Dave Crocker <dcrocker(_at_)brandenburg(_dot_)com> writes:
When people first get access to mechanisms for formatting, fonts, etc.,
they tend to overuse it. Over time, they learn to be more judicious.
Yeah, that's what I said when HTML first gained widespread use and first
gained those capabilities.
I'm still waiting for the learning to be more judicious part. :)
Microsoft's generated HTML sets the font for practically every word. Some
of the people who write these HTML generators should be forced to write
several physics lab manuals entirely in WordPerfect's view codes mode. It
certainly taught me an attention to tag cleanliness that I've never lost.
*grin*
The idea that email content should be required to have less visual
control than a web page or a document simply doesn't make any sense.
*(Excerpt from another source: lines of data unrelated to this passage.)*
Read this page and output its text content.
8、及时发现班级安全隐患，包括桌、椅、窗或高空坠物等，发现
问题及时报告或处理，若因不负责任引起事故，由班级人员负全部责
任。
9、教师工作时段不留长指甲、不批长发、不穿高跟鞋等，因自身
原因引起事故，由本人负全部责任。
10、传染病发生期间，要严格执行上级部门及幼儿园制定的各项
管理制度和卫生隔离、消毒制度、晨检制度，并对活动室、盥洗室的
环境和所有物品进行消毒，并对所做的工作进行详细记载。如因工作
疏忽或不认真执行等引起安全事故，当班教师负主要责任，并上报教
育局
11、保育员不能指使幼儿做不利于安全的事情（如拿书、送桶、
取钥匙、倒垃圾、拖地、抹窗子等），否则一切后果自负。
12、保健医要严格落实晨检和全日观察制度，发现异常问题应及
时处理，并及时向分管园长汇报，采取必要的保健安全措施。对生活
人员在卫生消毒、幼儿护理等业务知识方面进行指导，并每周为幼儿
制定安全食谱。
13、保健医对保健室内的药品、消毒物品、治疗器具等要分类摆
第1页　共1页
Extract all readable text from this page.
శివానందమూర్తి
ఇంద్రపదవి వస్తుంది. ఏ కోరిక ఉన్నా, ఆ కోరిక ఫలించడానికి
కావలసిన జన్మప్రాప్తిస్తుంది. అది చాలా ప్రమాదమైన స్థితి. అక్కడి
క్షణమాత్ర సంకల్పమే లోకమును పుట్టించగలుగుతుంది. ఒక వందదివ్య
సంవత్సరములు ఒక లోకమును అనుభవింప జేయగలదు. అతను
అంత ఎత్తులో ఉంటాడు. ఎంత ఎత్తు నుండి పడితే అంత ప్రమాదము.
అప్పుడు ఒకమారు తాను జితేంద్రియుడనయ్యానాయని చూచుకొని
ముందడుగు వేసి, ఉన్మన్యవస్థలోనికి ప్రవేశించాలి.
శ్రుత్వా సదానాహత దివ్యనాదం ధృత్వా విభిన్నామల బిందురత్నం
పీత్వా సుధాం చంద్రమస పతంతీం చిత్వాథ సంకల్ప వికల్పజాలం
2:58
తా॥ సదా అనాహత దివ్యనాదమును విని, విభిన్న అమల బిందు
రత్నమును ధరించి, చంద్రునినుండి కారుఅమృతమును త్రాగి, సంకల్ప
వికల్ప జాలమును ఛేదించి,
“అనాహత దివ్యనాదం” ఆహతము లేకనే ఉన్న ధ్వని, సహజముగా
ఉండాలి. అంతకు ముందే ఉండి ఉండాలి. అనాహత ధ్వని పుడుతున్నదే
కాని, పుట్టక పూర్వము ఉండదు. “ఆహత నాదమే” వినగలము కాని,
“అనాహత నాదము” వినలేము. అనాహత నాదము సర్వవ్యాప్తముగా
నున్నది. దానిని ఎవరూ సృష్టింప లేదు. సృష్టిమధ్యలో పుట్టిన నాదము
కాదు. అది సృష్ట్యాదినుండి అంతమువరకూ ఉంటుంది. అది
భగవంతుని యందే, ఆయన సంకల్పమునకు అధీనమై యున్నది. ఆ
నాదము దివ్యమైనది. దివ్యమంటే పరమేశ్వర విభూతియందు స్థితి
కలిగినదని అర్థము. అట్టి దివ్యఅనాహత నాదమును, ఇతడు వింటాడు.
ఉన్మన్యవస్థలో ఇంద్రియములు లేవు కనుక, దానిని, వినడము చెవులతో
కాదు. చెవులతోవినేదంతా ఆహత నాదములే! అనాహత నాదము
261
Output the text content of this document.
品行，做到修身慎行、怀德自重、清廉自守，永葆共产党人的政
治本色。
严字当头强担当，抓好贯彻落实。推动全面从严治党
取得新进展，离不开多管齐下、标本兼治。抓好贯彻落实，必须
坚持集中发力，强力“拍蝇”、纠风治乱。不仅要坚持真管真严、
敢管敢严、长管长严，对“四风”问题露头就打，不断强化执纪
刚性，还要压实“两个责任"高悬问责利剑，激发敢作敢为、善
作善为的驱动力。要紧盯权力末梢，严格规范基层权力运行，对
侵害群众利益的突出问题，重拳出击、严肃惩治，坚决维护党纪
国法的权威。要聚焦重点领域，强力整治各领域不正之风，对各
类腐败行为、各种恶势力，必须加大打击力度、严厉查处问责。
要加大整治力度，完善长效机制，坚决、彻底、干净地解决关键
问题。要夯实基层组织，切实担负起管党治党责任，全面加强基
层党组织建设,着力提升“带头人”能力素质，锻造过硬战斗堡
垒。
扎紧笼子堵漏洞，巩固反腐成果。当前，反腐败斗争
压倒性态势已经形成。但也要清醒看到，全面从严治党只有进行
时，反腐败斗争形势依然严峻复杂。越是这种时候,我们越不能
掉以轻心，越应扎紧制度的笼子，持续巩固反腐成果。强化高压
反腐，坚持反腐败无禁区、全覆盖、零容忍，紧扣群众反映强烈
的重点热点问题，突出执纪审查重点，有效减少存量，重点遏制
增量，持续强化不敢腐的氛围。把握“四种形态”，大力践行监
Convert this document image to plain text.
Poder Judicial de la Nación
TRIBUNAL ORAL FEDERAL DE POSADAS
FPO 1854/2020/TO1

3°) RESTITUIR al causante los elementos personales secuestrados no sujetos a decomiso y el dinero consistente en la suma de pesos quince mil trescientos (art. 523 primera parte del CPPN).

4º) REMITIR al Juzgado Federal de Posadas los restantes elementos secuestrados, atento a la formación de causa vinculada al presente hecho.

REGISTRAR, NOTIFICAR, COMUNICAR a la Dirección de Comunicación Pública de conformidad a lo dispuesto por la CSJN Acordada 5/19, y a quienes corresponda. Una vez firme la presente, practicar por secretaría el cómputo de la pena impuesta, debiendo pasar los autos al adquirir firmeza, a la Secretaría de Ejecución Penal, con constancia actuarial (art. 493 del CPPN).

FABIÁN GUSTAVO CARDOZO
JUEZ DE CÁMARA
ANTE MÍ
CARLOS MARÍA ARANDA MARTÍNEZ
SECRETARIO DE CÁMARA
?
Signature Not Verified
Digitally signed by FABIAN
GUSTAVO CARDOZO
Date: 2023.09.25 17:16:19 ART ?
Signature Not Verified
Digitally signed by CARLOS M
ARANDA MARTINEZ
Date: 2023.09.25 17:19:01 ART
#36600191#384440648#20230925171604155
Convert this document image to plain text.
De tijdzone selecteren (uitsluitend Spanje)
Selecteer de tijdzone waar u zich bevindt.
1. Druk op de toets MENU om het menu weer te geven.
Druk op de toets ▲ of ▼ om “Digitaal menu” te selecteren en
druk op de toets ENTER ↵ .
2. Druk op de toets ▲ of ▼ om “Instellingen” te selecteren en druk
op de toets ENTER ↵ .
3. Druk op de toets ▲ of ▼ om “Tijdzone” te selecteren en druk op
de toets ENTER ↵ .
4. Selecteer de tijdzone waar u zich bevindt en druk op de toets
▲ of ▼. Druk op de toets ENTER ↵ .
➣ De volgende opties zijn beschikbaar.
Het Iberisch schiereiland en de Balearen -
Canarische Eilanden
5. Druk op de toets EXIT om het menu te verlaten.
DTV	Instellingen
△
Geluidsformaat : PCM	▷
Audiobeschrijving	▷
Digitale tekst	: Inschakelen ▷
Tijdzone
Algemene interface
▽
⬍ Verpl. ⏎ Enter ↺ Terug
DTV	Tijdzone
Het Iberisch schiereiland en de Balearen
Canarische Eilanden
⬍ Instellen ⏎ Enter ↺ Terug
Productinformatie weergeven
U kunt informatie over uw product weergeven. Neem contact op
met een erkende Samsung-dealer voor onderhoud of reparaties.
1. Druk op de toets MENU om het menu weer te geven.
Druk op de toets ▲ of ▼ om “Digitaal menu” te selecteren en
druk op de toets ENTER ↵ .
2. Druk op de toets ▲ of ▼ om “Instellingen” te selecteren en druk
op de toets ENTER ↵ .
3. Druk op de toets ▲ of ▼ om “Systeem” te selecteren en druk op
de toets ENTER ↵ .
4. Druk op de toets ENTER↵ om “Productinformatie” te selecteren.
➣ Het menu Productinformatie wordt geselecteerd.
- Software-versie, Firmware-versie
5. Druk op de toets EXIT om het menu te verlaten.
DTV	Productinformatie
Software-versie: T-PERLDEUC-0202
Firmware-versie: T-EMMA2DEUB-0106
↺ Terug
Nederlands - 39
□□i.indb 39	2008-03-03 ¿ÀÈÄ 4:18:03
It doesn't make sense to require it.
It does make sense to recognize that most e-mail is written quickly
without a lot of attention paid to design, and that therefore complex
visual layout languages are frequently inappropriate for e-mail in the
same way that one doesn't generally use FrameMaker to maintain one's
shopping list. Trying to shoehorn normal e-mail into a page design
paradigm seems very wrong to me, and the cause of a lot of the worst of
the brokenness of multipart/alternative as it's seen in the wild.
There's also the entirely practical and non-standards-based, but
incredibly persuasive, argument that something like 98% of pure HTML
e-mail is spam. Regular e-mail senders are, by and large, not using it.
This is creating a fast-growing barrier to *ever* using HTML as the
preferred markup language for e-mail; it's easy to get things into
people's spam filters, and then *extremely* hard to get them back out
again. Try to send HTML mail to many people these days and they may not
even know that you sent it, because the last 500 messages of that type
that they've gotten were unwanted and offensive and made naked women pop
up all over their screen until they had to reboot their computer, and they
got tired of checking for the to-that-point completely nonexistent false
positives.
The well is getting pretty thoroughly poisoned.